Load Review

[1]:
%matplotlib inline
import acispy

The ACISLoadReview object in ACISpy can be used to obtain basic information about a particular load from the ACIS perspective. It parses the ACIS-LoadReview.txt file associated with the load, and also loads the data for the thermal models, commanded states, and telemetry data for those temperatures.

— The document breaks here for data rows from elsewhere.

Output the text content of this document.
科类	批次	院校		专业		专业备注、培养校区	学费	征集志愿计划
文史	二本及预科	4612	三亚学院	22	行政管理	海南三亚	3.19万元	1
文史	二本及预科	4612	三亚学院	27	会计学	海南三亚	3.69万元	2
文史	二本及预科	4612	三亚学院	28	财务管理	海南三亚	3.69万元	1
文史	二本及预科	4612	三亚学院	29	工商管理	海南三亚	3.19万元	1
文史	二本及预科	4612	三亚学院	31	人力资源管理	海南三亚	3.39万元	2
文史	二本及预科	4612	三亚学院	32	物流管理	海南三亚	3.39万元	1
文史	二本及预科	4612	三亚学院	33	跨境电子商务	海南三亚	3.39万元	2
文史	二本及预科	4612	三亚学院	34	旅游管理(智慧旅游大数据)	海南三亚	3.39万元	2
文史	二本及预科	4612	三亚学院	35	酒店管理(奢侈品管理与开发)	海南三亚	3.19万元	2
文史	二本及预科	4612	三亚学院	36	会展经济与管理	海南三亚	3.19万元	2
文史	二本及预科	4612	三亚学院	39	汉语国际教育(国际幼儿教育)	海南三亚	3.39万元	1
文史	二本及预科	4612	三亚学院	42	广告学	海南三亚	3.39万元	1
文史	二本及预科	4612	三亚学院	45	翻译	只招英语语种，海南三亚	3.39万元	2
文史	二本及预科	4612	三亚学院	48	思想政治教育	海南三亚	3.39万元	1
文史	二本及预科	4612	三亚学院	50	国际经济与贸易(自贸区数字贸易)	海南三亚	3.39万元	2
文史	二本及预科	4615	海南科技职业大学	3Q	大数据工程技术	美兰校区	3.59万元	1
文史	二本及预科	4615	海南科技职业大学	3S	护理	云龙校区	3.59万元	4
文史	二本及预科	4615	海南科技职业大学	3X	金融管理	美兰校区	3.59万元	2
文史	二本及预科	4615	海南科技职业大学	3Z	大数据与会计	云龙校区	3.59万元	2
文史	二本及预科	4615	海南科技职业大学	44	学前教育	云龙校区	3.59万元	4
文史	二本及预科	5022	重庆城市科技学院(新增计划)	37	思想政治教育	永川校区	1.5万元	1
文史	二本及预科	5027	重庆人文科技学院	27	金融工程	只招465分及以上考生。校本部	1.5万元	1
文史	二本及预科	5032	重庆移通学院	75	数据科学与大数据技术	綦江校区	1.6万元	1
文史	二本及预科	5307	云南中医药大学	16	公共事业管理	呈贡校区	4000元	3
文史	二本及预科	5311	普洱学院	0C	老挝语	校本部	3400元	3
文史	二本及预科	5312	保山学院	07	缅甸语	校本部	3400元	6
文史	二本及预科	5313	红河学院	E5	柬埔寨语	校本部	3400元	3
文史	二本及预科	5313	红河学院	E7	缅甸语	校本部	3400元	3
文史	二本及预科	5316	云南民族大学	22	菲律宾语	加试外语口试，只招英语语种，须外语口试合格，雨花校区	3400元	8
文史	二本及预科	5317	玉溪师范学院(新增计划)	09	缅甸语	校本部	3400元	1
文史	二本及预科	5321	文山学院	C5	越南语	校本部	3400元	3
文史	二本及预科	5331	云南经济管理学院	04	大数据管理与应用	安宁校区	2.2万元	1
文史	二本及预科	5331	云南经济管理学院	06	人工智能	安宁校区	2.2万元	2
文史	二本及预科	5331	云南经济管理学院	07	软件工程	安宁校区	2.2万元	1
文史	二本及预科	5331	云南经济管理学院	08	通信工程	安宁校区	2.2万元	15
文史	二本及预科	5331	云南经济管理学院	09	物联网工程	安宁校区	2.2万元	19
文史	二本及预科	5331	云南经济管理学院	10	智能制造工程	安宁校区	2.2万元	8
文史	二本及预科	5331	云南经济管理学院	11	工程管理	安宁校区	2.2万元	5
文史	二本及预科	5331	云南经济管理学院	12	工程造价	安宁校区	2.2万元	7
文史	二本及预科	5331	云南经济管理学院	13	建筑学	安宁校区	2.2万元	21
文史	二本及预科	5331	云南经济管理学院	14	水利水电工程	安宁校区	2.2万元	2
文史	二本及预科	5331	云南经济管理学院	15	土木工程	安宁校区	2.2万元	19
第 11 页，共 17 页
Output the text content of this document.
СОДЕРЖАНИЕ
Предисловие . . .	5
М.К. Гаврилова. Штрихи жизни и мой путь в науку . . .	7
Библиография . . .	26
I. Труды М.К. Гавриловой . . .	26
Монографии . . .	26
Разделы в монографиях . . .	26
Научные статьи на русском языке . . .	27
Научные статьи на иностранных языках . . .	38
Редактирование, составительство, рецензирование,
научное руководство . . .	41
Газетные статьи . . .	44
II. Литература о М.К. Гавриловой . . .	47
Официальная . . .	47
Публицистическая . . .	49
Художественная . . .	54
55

To access a particular load, simply generate a ACISLoadReview object by passing in the name of the load:

[2]:
lr = acispy.ACISLoadReview("AUG0717")
acispy: [INFO     ] 2024-09-11 13:28:07,811 Reading model data from the AUG0717A load.
acispy: [WARNING  ] 2024-09-11 13:28:09,103 Could not find the model page for 'tmp_fep1_mong'. Skipping.
acispy: [WARNING  ] 2024-09-11 13:28:09,308 Could not find the model page for 'tmp_fep1_actel'. Skipping.
acispy: [WARNING  ] 2024-09-11 13:28:09,516 Could not find the model page for 'tmp_bep_pcb'. Skipping.
acispy: [WARNING  ] 2024-09-11 13:28:09,781 Could not find the earth solid angles file. Skipping.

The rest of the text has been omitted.